Monday, July 27, 2009

Hariyama-san, Center of the World

Far and away Narita Ryohgo's best series, the Hariyama-san series -- of which there are exactly two books, so far -- effectively consists of short stories in whatever genre he damn well feels like. Hariyama-san himself is an eternal supporting character -- never integral to the action, he is often simply mentioned in passing. He's just in all the stories.
Each volume also has a fourth story that ties all the previous stories together into one big mash-up climax.
The first volume kicked off with a girl spying an axe murdered under her boyfriend's bed and trying gently to ease him out of the place, while he desperately tries to keep her there because he just saw a man running around with an axe outside his apartment. That man had actually being trying to kill the girl, but snuck into a yakuza's apartment across the way by mistake.
Then we get an INSANE magical girl -- she's from the kingdom of magic, but has watched too much anime and is constantly breaking the law and going to Japan to fight evil. But when she attempts to take down some yakuza, they take pity on her, promise her she'll never be made to fight for anyone again, and adopt her.
And then fuck up the magic police who come chasing after her.
Meanwhile, on a distant island, a boy discovers that he's actually the evil overlord, and everyone else on the island is a hero destined to kill him.
Even his girlfriend.

Hariyama-san, Center of the World 2, which I just read, is even more awesome.
Kicks off with a horror story about a taxi driver who picks up the ghost of a murdered girl; she's just about to kill him when she realizes his taxi is from another dimension.
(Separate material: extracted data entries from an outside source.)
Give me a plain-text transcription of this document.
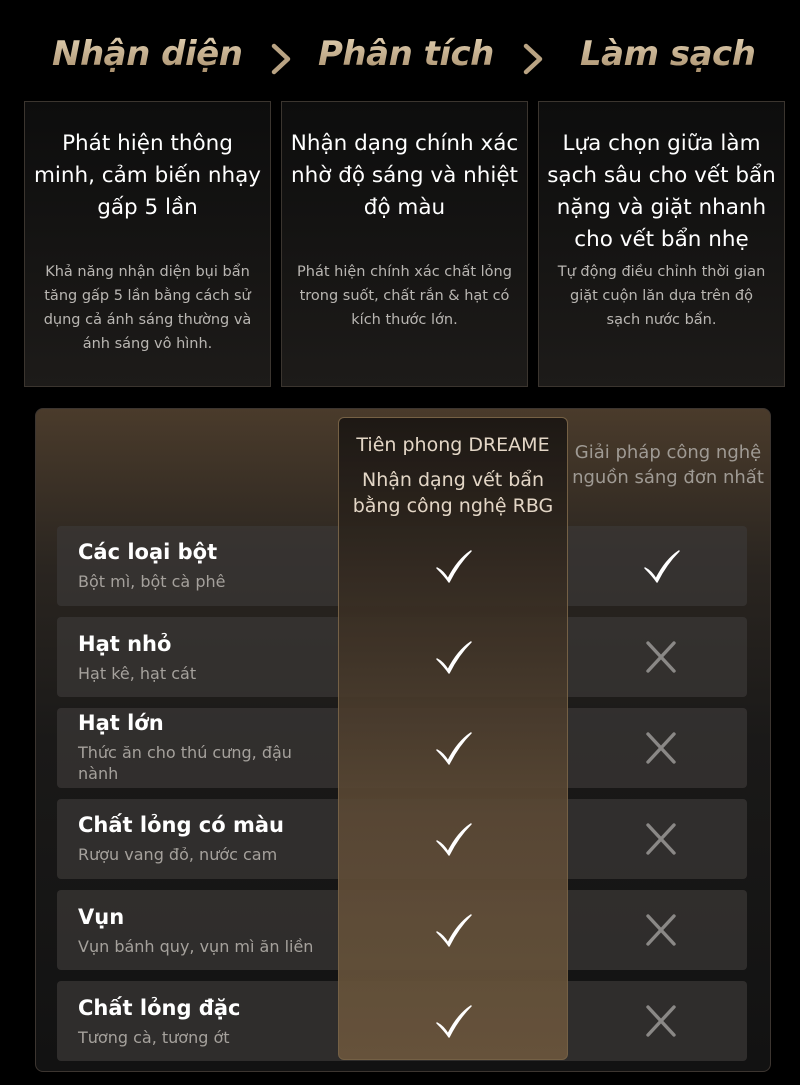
Nhận diện Phân tích	Làm sạch
Phát hiện thông minh, cảm biến nhạy gấp 5 lần
Khả năng nhận diện bụi bẩn tăng gấp 5 lần bằng cách sử dụng cả ánh sáng thường và ánh sáng vô hình.
Nhận dạng chính xác nhờ độ sáng và nhiệt độ màu
Phát hiện chính xác chất lỏng trong suốt, chất rắn & hạt có kích thước lớn.
Lựa chọn giữa làm sạch sâu cho vết bẩn nặng và giặt nhanh cho vết bẩn nhẹ
Tự động điều chỉnh thời gian giặt cuộn lăn dựa trên độ sạch nước bẩn.
Tiên phong DREAME
Nhận dạng vết bẩn bằng công nghệ RBG
Giải pháp công nghệ nguồn sáng đơn nhất
Các loại bột
Bột mì, bột cà phê
Hạt nhỏ
Hạt kê, hạt cát
Hạt lớn
Thức ăn cho thú cưng, đậu nành
Chất lỏng có màu
Rượu vang đỏ, nước cam
Vụn
Vụn bánh quy, vụn mì ăn liền
Chất lỏng đặc
Tương cà, tương ớt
Then we get the tragedy of No. 37564, an ordinary minion in an evil organization...for the fifth time running. Every single time he gets captured and mad scientists finish altering his body, the organization winds up getting destroyed by heroes. Before he gets brainwashed. Consequently he has become the strongest man in the history of time. Fortunately, he has absolutely no ambition, and is content to serve the twelve year old boy who runs the evil organization just like evil organizations are run on TV because he's suicidal and wants to be killed by the heroes. Who No. 37564 keeps fucking terrorizing.

The Don't of the Dead
A hitwoman with a pathological aversion to human body temperature has her dream come true when she finds herself mixed up in a war between Science Zombies and Magic Zombies. The two children controlling the armies turn out be zombies themselves, and totally running the whole thing as a game because they plan to kill her and turn her into a zombie slave. She sort of turns the tables on them, has them make her into a zombie, and adopts them.
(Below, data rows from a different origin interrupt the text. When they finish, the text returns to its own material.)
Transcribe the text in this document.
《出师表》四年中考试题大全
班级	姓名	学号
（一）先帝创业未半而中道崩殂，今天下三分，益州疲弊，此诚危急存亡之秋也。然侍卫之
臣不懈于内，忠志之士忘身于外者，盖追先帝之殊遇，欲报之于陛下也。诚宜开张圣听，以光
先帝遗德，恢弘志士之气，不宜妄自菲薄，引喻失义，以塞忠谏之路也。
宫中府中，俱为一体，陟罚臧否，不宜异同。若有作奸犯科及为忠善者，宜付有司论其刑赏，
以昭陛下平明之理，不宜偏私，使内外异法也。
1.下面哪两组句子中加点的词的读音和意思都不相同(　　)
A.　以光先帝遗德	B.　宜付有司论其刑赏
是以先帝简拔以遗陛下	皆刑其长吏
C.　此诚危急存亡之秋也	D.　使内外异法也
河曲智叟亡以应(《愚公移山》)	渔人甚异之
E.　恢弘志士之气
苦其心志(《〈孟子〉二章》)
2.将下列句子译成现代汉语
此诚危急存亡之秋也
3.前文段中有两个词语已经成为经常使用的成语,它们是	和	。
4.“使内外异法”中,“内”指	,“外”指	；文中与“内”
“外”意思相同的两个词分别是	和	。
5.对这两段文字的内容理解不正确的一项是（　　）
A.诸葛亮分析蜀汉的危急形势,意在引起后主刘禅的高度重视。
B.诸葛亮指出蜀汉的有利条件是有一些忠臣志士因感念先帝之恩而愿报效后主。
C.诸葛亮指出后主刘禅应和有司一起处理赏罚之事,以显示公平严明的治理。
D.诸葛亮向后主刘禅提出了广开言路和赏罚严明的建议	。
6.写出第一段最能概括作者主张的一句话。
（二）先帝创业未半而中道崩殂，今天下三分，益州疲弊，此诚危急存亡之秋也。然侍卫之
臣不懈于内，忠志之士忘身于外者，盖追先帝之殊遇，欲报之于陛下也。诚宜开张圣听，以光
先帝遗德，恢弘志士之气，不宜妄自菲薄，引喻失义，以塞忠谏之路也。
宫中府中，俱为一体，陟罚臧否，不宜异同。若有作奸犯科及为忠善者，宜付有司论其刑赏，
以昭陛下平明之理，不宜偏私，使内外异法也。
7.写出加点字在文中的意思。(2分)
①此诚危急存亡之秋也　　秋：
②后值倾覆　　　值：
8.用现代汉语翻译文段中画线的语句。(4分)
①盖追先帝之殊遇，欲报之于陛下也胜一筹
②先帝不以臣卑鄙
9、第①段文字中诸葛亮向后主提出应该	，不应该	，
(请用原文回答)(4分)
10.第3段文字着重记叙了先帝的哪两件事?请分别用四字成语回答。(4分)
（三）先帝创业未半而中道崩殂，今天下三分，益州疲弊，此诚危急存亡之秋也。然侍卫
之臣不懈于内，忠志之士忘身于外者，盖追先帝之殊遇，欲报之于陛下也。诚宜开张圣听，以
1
The Red Death of Kashiwagi Cross
Opens with a hero No. 37564 beat up cheerily explaining how great heroes are to a totally unimpressed policeman, who eventually points out that this really isn't going to help him plead insanity. Fortunately, Hariyama-san doesn't press charges. (When No. 37564 punched him, he landed on the roof of Hariyama-san's car.)
The heroic chant he constantly repeats turns out to be a product of his brainwashing; the awesomely named Genociders turn out to be working for a mad scientist who betrayed the evil organization No. 37564 worked for (they briefly had a giant robot named Big Massacre, but No. 37564 kicked it. Once.) and when he tries to rejoin them they kill him.
And then he gets turned into a zombie.
And then he gets possessed by the little dead girl from the first story.
And then everyone has a barbeque at Hariyama-san's house.

1 comment:

  1. Too many pronouns, couldn't tell who you were talking about at the beginning with the axe murderer, or near the end with the "he", still sounds awesome.